Un hombre puede distinguir diferentes texturas de tejido sintiéndolas; pero no inmediatamente, pues necesita mover sus dedos sobre la tela, lo que demuestra que se ve obligado a comparar las sensaciones de un instante con las de otro. 

El grado de un tono musical depende de la rapidez de la sucesión de las vibraciones que alcanzan el oído. Cada una de esas vibraciones produce un impulso en el oído. Permitamos que un solo impulso como ese se produzca en el oído y sabremos, experimentalmente, que es percibido. Hay, por tanto, buenas razones para creer que cada uno de los impulsos que forman un tono se percibe. Tampoco hay ninguna razón para lo contrario. En consecuencia, ésta es la única suposición admisible. Así pues, el grado de un tono musical depende de la rapidez con la que ciertas impresiones se transmiten sucesivamente a la mente. Estas impresiones deben existir previamente a cualquier tono; de ahí que la sensación del grado esté determinada por cogniciones previas. Sin embargo, esto nunca se habría descubierto por medio de la mera contemplación de esa sensación.

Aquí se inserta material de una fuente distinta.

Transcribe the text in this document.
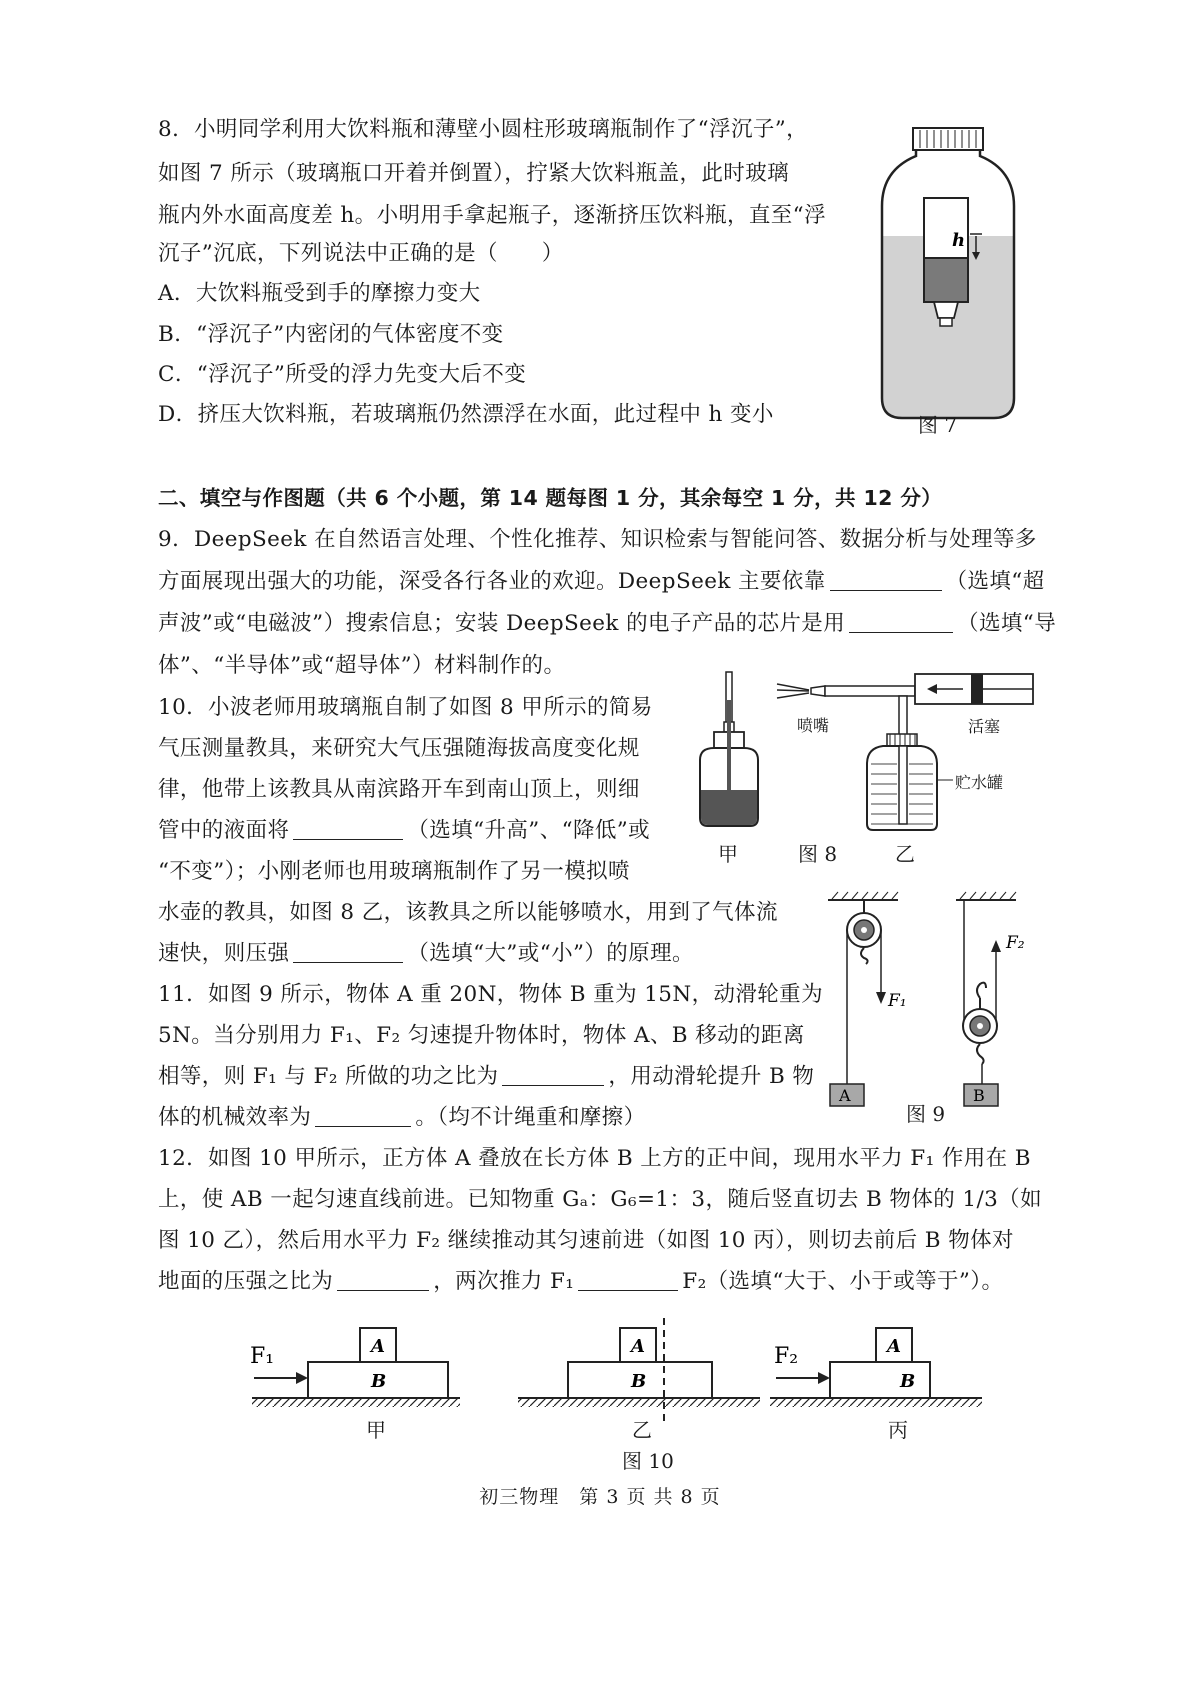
8．小明同学利用大饮料瓶和薄壁小圆柱形玻璃瓶制作了“浮沉子”，
如图 7 所示（玻璃瓶口开着并倒置），拧紧大饮料瓶盖，此时玻璃
瓶内外水面高度差 h。小明用手拿起瓶子，逐渐挤压饮料瓶，直至“浮
沉子”沉底，下列说法中正确的是（　　）
A．大饮料瓶受到手的摩擦力变大
B．“浮沉子”内密闭的气体密度不变
C．“浮沉子”所受的浮力先变大后不变
D．挤压大饮料瓶，若玻璃瓶仍然漂浮在水面，此过程中 h 变小
h
图 7
二、填空与作图题（共 6 个小题，第 14 题每图 1 分，其余每空 1 分，共 12 分）
9．DeepSeek 在自然语言处理、个性化推荐、知识检索与智能问答、数据分析与处理等多
方面展现出强大的功能，深受各行各业的欢迎。DeepSeek 主要依靠	（选填“超
声波”或“电磁波”）搜索信息；安装 DeepSeek 的电子产品的芯片是用	（选填“导
体”、“半导体”或“超导体”）材料制作的。
10．小波老师用玻璃瓶自制了如图 8 甲所示的简易
气压测量教具，来研究大气压强随海拔高度变化规
律，他带上该教具从南滨路开车到南山顶上，则细
管中的液面将	（选填“升高”、“降低”或
“不变”）；小刚老师也用玻璃瓶制作了另一模拟喷
水壶的教具，如图 8 乙，该教具之所以能够喷水，用到了气体流
速快，则压强	（选填“大”或“小”）的原理。
喷嘴	活塞
贮水罐
甲	图 8	乙
11．如图 9 所示，物体 A 重 20N，物体 B 重为 15N，动滑轮重为
5N。当分别用力 F₁、F₂ 匀速提升物体时，物体 A、B 移动的距离
相等，则 F₁ 与 F₂ 所做的功之比为	，用动滑轮提升 B 物
体的机械效率为	。（均不计绳重和摩擦）
F₁
A
F₂
B
图 9
12．如图 10 甲所示，正方体 A 叠放在长方体 B 上方的正中间，现用水平力 F₁ 作用在 B
上，使 AB 一起匀速直线前进。已知物重 Gₐ：G₆=1：3，随后竖直切去 B 物体的 1/3（如
图 10 乙），然后用水平力 F₂ 继续推动其匀速前进（如图 10 丙），则切去前后 B 物体对
地面的压强之比为	，两次推力 F₁	F₂（选填“大于、小于或等于”）。
A
B
F₁	A
B
A
B
F₂
甲	乙	丙
图 10
初三物理　第 3 页 共 8 页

Un argumento similar puede recomendarse en relación con la percepción de las dos dimensiones del espacio. Esto parece ser una intuición inmediata. Pero si fuéramos a ver de forma inmediata una superficie extensa, nuestras retinas tendrían que ensancharse en una superficie extensa. En lugar de eso, la retina consiste en innumerables agujas que apuntan hacia la luz, y cuyas distancias de una a otra son sin duda mayores que el minimum visibile16. Supongamos que cada uno de estas terminaciones nerviosas transmite la sensación de una pequeña superficie de color. 

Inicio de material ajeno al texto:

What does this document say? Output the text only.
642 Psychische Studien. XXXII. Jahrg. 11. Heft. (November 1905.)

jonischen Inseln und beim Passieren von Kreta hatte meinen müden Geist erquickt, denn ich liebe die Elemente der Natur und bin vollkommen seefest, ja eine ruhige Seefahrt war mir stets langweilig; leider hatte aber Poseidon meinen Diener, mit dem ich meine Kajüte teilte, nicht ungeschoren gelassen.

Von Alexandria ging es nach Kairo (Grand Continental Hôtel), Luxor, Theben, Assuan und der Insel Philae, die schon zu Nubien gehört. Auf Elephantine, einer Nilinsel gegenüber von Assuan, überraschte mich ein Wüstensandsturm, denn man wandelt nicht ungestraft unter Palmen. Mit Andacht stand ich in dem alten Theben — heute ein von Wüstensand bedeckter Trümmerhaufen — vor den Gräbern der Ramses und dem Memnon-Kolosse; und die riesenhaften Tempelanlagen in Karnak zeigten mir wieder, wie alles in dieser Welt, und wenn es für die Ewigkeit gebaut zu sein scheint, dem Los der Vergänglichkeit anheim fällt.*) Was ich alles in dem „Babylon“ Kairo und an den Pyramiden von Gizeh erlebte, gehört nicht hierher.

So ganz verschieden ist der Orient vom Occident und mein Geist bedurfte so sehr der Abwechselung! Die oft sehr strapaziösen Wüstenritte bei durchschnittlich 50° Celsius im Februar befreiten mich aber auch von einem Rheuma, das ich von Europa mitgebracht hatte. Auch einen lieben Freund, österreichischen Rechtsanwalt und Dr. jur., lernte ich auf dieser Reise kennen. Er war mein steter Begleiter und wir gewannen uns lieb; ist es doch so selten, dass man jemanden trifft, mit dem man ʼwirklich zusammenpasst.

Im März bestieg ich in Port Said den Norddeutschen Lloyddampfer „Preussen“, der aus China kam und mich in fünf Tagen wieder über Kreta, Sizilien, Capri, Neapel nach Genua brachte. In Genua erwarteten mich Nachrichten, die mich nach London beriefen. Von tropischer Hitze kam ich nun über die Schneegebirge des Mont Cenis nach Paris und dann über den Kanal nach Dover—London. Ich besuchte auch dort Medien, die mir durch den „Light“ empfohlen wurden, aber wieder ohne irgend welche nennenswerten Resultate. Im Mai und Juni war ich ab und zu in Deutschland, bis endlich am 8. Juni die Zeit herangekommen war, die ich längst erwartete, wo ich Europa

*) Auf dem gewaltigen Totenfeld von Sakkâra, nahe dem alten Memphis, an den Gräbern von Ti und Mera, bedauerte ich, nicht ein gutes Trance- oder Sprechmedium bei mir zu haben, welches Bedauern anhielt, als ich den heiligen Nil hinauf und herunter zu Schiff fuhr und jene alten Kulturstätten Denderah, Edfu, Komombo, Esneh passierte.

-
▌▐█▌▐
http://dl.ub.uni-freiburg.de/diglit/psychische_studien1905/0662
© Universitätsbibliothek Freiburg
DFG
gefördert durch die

Aun así, lo que vemos inmediatamente debe ser incluso entonces, no una superficie continua sino una colección de puntos. ¿Quién podría descubrir esto por mera intuición? Pero todas las analogías del sistema nervioso se oponen a la suposición de que la excitación de un solo nervio pueda producir una idea tan complicada como la de un espacio, por pequeño que sea. Si la excitación de ninguna de estas terminaciones nerviosas no puede transmitir inmediatamente la impresión de espacio, la excitación de todas tampoco puede hacerlo. Pues la excitación de cada una produce cierta impresión (según las analogías del sistema nervioso), por tanto, la suma de estas impresiones es una condición necesaria de cualquier percepción producida por la excitación de todas [las terminaciones]; o, en otros términos, una percepción producida por la excitación de todas [las terminaciones] está determinada por las impresiones mentales producidas por la excitación de cada una. 

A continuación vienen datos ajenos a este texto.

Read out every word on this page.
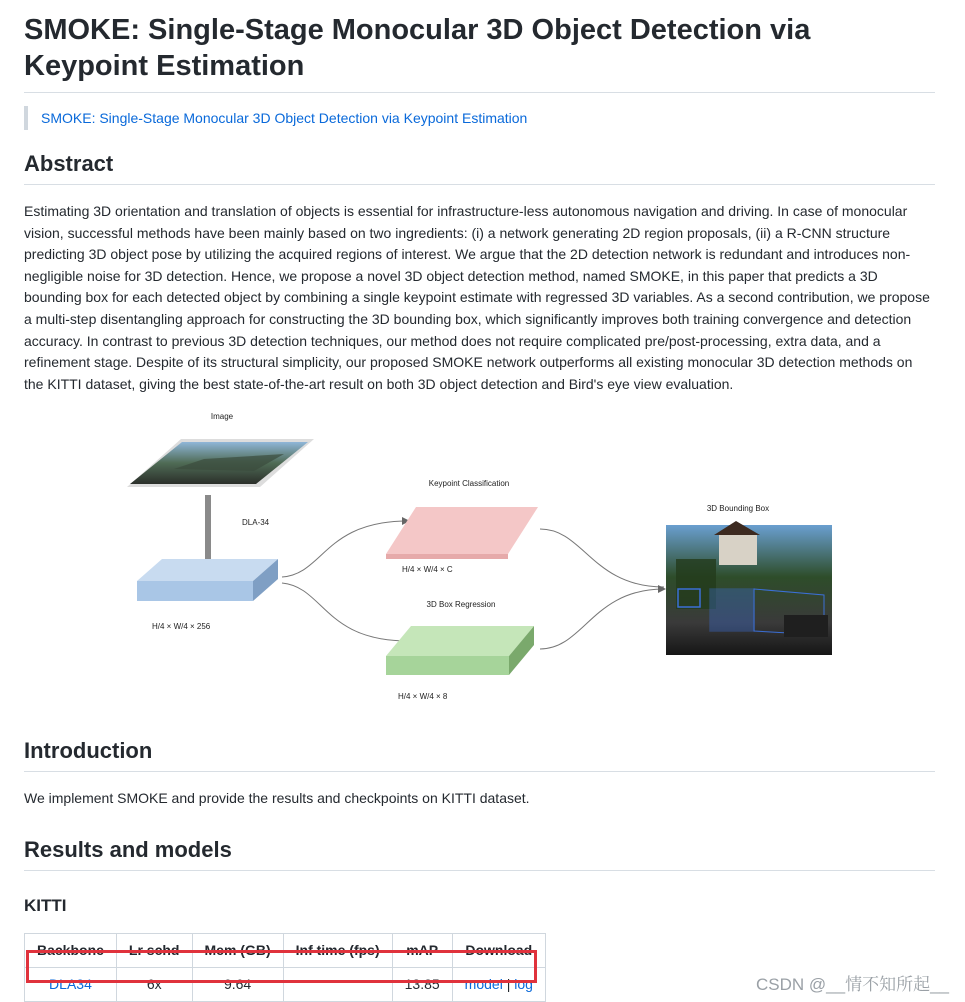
SMOKE: Single-Stage Monocular 3D Object Detection via Keypoint Estimation
SMOKE: Single-Stage Monocular 3D Object Detection via Keypoint Estimation
Abstract

Estimating 3D orientation and translation of objects is essential for infrastructure-less autonomous navigation and driving. In case of monocular vision, successful methods have been mainly based on two ingredients: (i) a network generating 2D region proposals, (ii) a R-CNN structure predicting 3D object pose by utilizing the acquired regions of interest. We argue that the 2D detection network is redundant and introduces non-negligible noise for 3D detection. Hence, we propose a novel 3D object detection method, named SMOKE, in this paper that predicts a 3D bounding box for each detected object by combining a single keypoint estimate with regressed 3D variables. As a second contribution, we propose a multi-step disentangling approach for constructing the 3D bounding box, which significantly improves both training convergence and detection accuracy. In contrast to previous 3D detection techniques, our method does not require complicated pre/post-processing, extra data, and a refinement stage. Despite of its structural simplicity, our proposed SMOKE network outperforms all existing monocular 3D detection methods on the KITTI dataset, giving the best state-of-the-art result on both 3D object detection and Bird's eye view evaluation.

Image
DLA-34
H/4 × W/4 × 256
Keypoint Classification
H/4 × W/4 × C
3D Box Regression
H/4 × W/4 × 8
3D Bounding Box
Introduction

We implement SMOKE and provide the results and checkpoints on KITTI dataset.

Results and models
KITTI
Backbone	Lr schd	Mem (GB)	Inf time (fps)	mAP	Download
DLA34	6x	9.64		13.85	model | log	CSDN @__情不知所起__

Este argumento se confirma por el hecho de que la existencia de la percepción del espacio puede ser plenamente explicada por la acción de facultades que sabemos que existen, sin suponer que esto sea una impresión inmediata. Por este motivo, debemos conservar en la mente los siguientes hechos de la fisio-psicología: 1. La excitación de un nervio no nos informa por sí misma dónde está situada la extremidad. Si se desplazan ciertos nervios por medio de una operación quirúrgica, nuestras sensaciones provenientes de esos nervios no nos informan del desplazamiento. 2. Una sensación sola no nos informa acerca de cuántos nervios o terminaciones nerviosas están excitados. 3. Podemos distinguir entre las impresiones producidas por las excitaciones de las diferentes terminaciones nerviosas. 4. Las diferencias de las impresiones producidas por diferentes excitaciones de terminaciones nerviosas similares son similares. Supongamos que se forma una imagen momentánea en la retina. 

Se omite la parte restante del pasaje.